Eski kent merkezi çok geniş bir alana yayılmasa da, Ren Nehri kıyısında yer alması, Königsalle ile oldukça yakın konumda bulunması sebebiyle burada yaşayan yerel halkın da rağbet ettiği bir yer olduğunu belirtelim. Bu arada yerel halk demişken Türklerin Düsseldorf’ta oldukça yoğun olarak ikamet ettiklerini söyleyebilirim. Sokakta gördüğünüz neredeyse her beş kişiden biri Türk dersek abartmış olmayız herhalde. Bu şehirde hizmet sektörünün her alanında Türkler var. Dolayısıyla herhangi bir sorun ile karşılaştığınızda, sorunun çözümü için birileriyle kolaylıkla iletişim kurabiliyorsunuz. Bu şehirde dil problemi yaşamanız olası değil yani. Bu yoğun Türk nüfusundan kaynaklı olarak havalimanında anonslar dahi Türkçe yapılıyor.
Hazır Havalimanından bahsetmişken buraya ulaşım hakkında da bilgi verelim. Biz havalimanına tren ile ulaşımı tercih ettik. Bundaki sebep otelimizin tren istasyonuna oldukça yakın konumda bulunmasıydı. Havalimanına tren seferleri oldukça sık gerçekleşiyor. Bilet alımında orada yaşayan Türklerden yardım aldık. Düsseldorf işlek bir havalimanına sahip olunca, bizimle beraber havalimanı yolcusu olan diğer insanları takip ettik. Tren doğrudan havalimanının içine ulaşım sağlamıyor. Sizi “Sky Tren” olarak adlandırılan ulaşım sistemine ulaştırıyor. Teleferik mantığı ile düşünebileceğiniz bu sistem ile havalimanının içine ulaşıyorsunuz.

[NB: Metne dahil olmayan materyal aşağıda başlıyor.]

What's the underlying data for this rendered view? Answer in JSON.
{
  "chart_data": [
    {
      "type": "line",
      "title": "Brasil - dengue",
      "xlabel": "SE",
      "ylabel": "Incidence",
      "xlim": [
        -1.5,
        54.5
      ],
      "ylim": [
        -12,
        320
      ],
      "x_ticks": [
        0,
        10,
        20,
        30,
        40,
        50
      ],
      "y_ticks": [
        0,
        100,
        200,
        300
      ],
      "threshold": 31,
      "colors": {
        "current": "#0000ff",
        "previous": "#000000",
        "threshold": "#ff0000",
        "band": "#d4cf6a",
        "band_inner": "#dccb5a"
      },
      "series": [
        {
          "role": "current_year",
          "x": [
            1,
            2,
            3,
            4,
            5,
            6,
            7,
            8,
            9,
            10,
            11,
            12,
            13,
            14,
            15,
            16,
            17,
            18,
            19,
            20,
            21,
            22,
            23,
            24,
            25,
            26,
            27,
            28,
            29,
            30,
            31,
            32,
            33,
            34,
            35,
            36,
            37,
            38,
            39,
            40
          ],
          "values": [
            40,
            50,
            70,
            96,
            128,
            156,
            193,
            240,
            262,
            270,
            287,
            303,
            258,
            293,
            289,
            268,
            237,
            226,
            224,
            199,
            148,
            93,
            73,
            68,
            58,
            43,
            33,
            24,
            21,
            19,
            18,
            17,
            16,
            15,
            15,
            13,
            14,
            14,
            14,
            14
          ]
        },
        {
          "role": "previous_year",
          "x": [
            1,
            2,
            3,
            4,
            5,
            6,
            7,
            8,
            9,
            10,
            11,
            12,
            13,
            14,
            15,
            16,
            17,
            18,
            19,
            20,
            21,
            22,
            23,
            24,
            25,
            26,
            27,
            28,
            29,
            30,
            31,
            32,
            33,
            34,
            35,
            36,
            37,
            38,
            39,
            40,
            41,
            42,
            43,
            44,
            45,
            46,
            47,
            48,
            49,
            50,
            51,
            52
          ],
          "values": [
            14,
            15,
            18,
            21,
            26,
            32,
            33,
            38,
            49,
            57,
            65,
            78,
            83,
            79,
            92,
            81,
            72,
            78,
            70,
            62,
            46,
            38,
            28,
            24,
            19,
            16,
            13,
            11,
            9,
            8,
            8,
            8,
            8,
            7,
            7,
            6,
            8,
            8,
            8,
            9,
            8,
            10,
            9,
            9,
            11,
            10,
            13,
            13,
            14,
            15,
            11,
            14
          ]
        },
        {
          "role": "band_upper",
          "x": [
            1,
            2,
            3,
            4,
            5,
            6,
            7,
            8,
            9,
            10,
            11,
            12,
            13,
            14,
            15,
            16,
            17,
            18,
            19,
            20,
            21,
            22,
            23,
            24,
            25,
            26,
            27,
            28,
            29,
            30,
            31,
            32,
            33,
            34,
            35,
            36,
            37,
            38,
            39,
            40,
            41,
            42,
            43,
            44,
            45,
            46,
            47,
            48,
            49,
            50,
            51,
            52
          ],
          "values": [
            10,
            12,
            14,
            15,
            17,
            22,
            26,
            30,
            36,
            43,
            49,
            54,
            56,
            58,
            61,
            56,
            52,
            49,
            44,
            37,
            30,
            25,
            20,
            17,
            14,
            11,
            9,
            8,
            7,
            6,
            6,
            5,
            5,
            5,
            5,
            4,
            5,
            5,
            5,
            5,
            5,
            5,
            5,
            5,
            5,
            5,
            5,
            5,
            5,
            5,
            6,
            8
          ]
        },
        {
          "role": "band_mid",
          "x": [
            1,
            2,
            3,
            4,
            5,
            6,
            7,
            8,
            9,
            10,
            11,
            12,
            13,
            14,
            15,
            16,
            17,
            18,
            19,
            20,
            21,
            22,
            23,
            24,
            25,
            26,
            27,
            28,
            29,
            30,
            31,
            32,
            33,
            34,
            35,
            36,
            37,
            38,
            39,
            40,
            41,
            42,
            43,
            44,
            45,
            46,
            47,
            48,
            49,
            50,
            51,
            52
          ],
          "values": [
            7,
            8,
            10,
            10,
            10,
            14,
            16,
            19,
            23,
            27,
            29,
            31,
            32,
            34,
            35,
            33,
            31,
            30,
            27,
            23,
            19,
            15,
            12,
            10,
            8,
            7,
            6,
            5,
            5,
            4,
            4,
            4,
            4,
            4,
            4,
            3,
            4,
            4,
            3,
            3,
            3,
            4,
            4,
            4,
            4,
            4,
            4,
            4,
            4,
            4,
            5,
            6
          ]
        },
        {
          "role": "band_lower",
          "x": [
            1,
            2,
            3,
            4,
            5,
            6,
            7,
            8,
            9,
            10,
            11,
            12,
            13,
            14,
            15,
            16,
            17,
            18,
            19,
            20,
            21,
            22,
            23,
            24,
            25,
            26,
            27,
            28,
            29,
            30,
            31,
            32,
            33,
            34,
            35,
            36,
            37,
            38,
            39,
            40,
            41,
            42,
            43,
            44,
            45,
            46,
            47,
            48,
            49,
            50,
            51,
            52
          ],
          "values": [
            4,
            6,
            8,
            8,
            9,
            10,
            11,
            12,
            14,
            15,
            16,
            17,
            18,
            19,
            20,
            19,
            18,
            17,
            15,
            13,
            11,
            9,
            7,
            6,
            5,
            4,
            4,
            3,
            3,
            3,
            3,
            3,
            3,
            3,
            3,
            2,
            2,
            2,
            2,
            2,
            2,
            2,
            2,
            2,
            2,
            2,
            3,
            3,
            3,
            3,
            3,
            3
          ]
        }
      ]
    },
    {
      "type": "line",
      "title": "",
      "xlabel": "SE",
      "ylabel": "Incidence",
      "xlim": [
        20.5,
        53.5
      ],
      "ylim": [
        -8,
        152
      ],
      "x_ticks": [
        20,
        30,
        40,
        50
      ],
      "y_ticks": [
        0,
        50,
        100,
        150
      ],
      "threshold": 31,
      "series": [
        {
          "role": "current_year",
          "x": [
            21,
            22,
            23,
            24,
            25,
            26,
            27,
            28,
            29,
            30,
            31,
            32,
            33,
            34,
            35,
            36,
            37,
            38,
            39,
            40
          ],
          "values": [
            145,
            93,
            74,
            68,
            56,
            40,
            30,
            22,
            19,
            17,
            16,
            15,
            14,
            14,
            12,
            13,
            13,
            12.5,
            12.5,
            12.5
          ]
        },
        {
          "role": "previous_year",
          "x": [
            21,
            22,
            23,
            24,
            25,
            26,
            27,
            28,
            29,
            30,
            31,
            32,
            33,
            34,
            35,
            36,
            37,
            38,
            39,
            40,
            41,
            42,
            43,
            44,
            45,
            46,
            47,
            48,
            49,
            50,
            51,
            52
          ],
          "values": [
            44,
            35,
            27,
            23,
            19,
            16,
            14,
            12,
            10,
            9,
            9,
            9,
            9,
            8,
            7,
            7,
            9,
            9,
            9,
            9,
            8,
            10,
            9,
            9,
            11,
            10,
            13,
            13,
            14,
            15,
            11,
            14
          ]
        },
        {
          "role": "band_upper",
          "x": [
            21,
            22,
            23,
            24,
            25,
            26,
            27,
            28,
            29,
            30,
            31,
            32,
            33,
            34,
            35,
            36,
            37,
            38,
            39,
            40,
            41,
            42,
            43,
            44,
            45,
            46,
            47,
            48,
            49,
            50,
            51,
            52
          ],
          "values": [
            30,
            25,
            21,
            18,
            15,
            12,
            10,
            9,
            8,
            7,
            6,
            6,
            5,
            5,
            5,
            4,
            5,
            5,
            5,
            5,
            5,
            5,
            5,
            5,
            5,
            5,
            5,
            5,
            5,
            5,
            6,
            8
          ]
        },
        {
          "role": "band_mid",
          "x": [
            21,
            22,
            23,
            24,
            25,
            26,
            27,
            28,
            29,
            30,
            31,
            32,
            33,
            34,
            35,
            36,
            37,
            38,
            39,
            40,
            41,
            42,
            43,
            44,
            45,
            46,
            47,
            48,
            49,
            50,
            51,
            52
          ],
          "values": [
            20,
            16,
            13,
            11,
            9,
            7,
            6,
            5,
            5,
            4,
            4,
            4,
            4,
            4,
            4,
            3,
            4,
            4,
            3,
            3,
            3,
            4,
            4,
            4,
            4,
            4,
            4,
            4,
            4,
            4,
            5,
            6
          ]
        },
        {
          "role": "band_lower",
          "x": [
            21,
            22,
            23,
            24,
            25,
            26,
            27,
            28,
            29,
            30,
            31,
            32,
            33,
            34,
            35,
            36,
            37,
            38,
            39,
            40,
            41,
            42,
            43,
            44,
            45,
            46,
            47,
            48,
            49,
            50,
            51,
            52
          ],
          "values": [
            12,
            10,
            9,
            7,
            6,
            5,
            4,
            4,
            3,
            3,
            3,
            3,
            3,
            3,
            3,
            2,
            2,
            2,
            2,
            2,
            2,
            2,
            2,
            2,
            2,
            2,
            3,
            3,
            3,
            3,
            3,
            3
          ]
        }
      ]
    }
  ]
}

Gezi yazısını bitirmeden önce göreceli bir konu olsa da, konaklama, restoran, kafe öneri ve bilgilerine de yer vermiş olayım. Öncelikle sabah havalimanına ulaşım yapacağımız için biz tren istasyonuna yakın konumda bir otelde kalmayı tercih ettik. Bu bölge için araştırma yaparken Sir & Lady Astor Hotel için yorumların genel olarak iyi olduğunu görünce de bu otelde karar kıldık. Açıkçası kararımızdan da memnun kaldık. Sokaktan 3 katlı apartmanı andıran yapısıyla dışarıdan görünüm itibarıyla pek otele benzemese de, odaların genişliği ve tefrişi, açık büfe kahvaltısı ile verdiği hizmetin gayet iyi olduğunu söyleyebilirim.
Biz otelin konumundan şehir merkezine yürüyerek yaklaşık yarım saatte süren bu güzergahta, yukarıda anlattığımız yerleri de yürüyerek dolaşmış olduk.
Yol güzergahında bulunan Johanneskirche isimli protestan kilisesi civarında bulunan alışveriş merkezlerinde ufak tefek ihtiyaçlarımızı da aldık.
Daha sonra Markplatz’ın oradaki şehrin ünlü “Gut & Gerne” isimli çikolatacısına uğrayıp önce kafe kısmında sıcak çikolatamızı içip, sonra satış bölümünden kendimize çikolata aldık. Buradan alışveriş yapmak isterseniz, istediğiniz çikolatalardan, istediğiniz gramajda alarak sevdiklerinize hediye paketi de oluşturabilirsiniz.
Burgplatz’dan hemen içeriye girişte yer alan ve oldukça kalabalık olan barlar sokağında biraz dolaştıktan sonra, Alman yemek ve atıştırmalıklarından sıkıldığımıza kanaat getirerek, biraz araştırma ile tren istasyonunun diğer tarafında bulunan “La Luce Due” isimli İtalyan restoranında karar kılarak metroya binip akşam yemeğimizi bu restoranda yedik.
Ertesi sabah da havalimanına gitmeden evvel yine tren istasyonunun diğer tarafında yer alan “Kaffee Handwerk” (Flingern) isimli kahvecide tatlı ve kahve molası yaptık. Biraz yürüyüş yaparak tren istasyonu etrafında çevreyi gezdiğimizde, Türklerin bu kısımda daha yoğun olarak ikamet ettiklerini ve kahve, hamam işletmesi gibi ticari faaliyetlerde dahi bulunduklarını gözlemledik.